Verstörend und ergreifend. Nicht nur, weil diese an Klaus Nomi gemahnende Stimme wieder eiskalt zuschlägt. Oder die Texte direkt aus der zerstörten Zone zu kommen scheinen. Auch die vielen Gäste tragen zum Gelingen der Platte bei. Da ist etwa das wunderbare „You Are My Sister“, bei dem bemerkt werden muss, dass Boy George im Vergleich zu seinem Duettpartner endlich mal die tiefere Stimme hat Oder der glänzende Rufus Wainwright, der den Gesang bei „What Can I Do“ übernimmt Devandra Banhart tut seinerseits bei „Spiraling“ mit; Lou Reed, der Antony schon als Gast auf seine Alben „The Raven“ und „Animal Serenade“ einlud, spielt Gitarre und liest ein Gedicht vor („Fistful Of Love“).

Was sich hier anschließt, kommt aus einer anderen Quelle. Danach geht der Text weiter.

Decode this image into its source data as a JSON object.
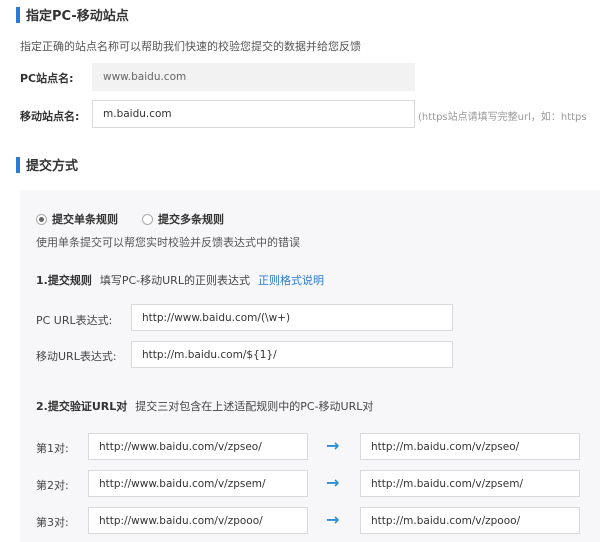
{
  "section1": {
    "title": "指定PC-移动站点",
    "description": "指定正确的站点名称可以帮助我们快速的校验您提交的数据并给您反馈",
    "pc_label": "PC站点名:",
    "pc_value": "www.baidu.com",
    "mobile_label": "移动站点名:",
    "mobile_value": "m.baidu.com",
    "mobile_hint": "(https站点请填写完整url，如：https"
  },
  "section2": {
    "title": "提交方式",
    "radio_single": "提交单条规则",
    "radio_multi": "提交多条规则",
    "radio_desc": "使用单条提交可以帮您实时校验并反馈表达式中的错误",
    "step1_title": "1.提交规则",
    "step1_desc": "填写PC-移动URL的正则表达式",
    "step1_link": "正则格式说明",
    "pc_expr_label": "PC URL表达式:",
    "pc_expr_value": "http://www.baidu.com/(\\w+)",
    "mobile_expr_label": "移动URL表达式:",
    "mobile_expr_value": "http://m.baidu.com/${1}/",
    "step2_title": "2.提交验证URL对",
    "step2_desc": "提交三对包含在上述适配规则中的PC-移动URL对",
    "pairs": [
      {
        "label": "第1对:",
        "pc": "http://www.baidu.com/v/zpseo/",
        "mobile": "http://m.baidu.com/v/zpseo/"
      },
      {
        "label": "第2对:",
        "pc": "http://www.baidu.com/v/zpsem/",
        "mobile": "http://m.baidu.com/v/zpsem/"
      },
      {
        "label": "第3对:",
        "pc": "http://www.baidu.com/v/zpooo/",
        "mobile": "http://m.baidu.com/v/zpooo/"
      }
    ],
    "arrow": "→"
  },
  "colors": {
    "accent": "#2b7bd6",
    "arrow": "#2b8fd6",
    "panel": "#f7f7f9"
  }
}
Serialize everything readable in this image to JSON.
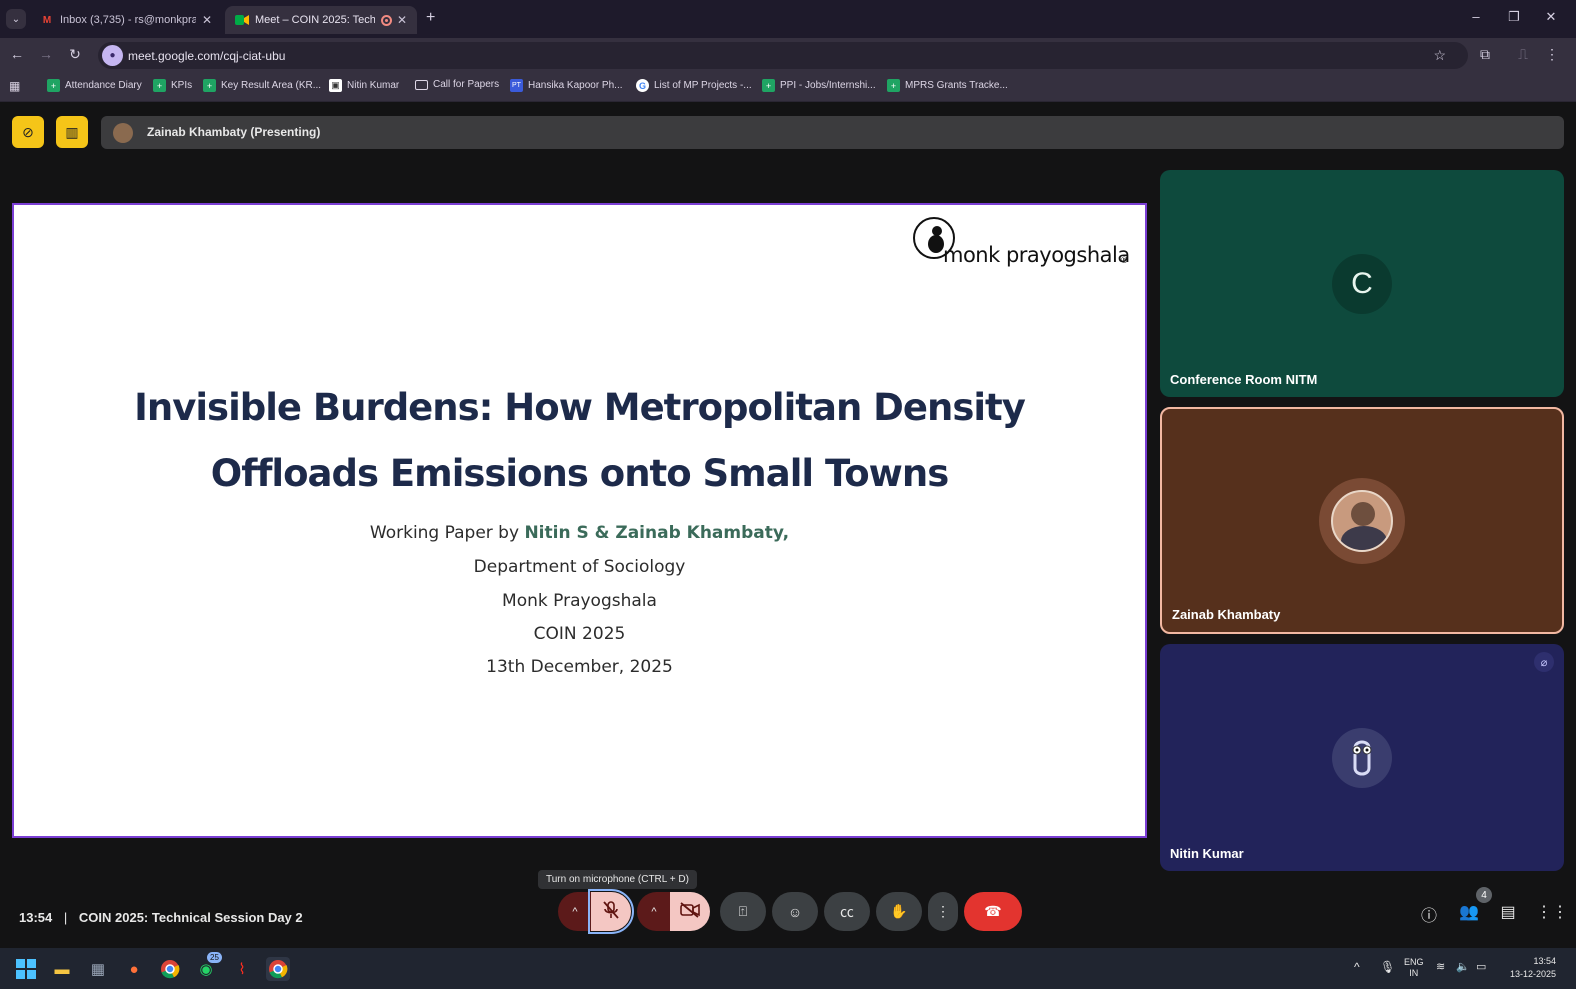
{
  "browser": {
    "tabs": [
      {
        "label": "Inbox (3,735) - rs@monkprayo",
        "icon": "gmail-icon"
      },
      {
        "label": "Meet – COIN 2025: Technic",
        "icon": "meet-icon",
        "active": true
      }
    ],
    "new_tab": "+",
    "url": "meet.google.com/cqj-ciat-ubu",
    "bookmarks": [
      {
        "label": "Attendance Diary",
        "icon": "sheets-icon"
      },
      {
        "label": "KPIs",
        "icon": "sheets-icon"
      },
      {
        "label": "Key Result Area (KR...",
        "icon": "sheets-icon"
      },
      {
        "label": "Nitin Kumar",
        "icon": "page-icon"
      },
      {
        "label": "Call for Papers",
        "icon": "folder-icon"
      },
      {
        "label": "Hansika Kapoor Ph...",
        "icon": "pt-icon"
      },
      {
        "label": "List of MP Projects -...",
        "icon": "google-icon"
      },
      {
        "label": "PPI - Jobs/Internshi...",
        "icon": "sheets-icon"
      },
      {
        "label": "MPRS Grants Tracke...",
        "icon": "sheets-icon"
      }
    ]
  },
  "meet": {
    "presenting_label": "Zainab Khambaty (Presenting)",
    "slide": {
      "logo_text": "monk prayogshala",
      "logo_mark": "®",
      "title_line1": "Invisible Burdens: How Metropolitan Density",
      "title_line2": "Offloads Emissions onto Small Towns",
      "byline_prefix": "Working Paper by ",
      "authors": "Nitin S & Zainab Khambaty,",
      "department": "Department of Sociology",
      "institution": "Monk Prayogshala",
      "event": "COIN 2025",
      "date": "13th December, 2025"
    },
    "participants": [
      {
        "name": "Conference Room NITM",
        "initial": "C",
        "color": "#0f4a3e"
      },
      {
        "name": "Zainab Khambaty",
        "color": "#5a311d",
        "speaking": true
      },
      {
        "name": "Nitin Kumar",
        "color": "#23235a",
        "muted": true
      }
    ],
    "time": "13:54",
    "meeting_title": "COIN 2025: Technical Session Day 2",
    "tooltip": "Turn on microphone (CTRL + D)",
    "people_count": "4"
  },
  "taskbar": {
    "whatsapp_badge": "25",
    "lang_line1": "ENG",
    "lang_line2": "IN",
    "clock_time": "13:54",
    "clock_date": "13-12-2025"
  },
  "colors": {
    "accent_purple": "#7b3fd4",
    "title_navy": "#1d2a4a",
    "author_green": "#3b6b5a",
    "hangup_red": "#e3342f",
    "mic_off_bg": "#f4c7c3"
  }
}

Über allem aber schwebt Antony, der nicht nur als Autor gewachsen ist, sondern seine Songs auch gefühlvoll arrangiert hat Neben dem omipräsenten Klavier sind es vor allem die gefühlvoll eingesetzten Streicher, die den letzten Handgriff an unsere Kehlen setzen. Wer weiß, vielleicht nervt der geschminkte Mann am Klavier ja irgendwann einmal ganz furchtbar und wir sind seiner satt. Für den Moment allerdings (und wohl mindestens auch den nächsten) gibt es wahrlich nichts Besseres als diese flehentlichen, süchtig machenden Etüden über Liebe und Hass und den weiten Raum dazwischen.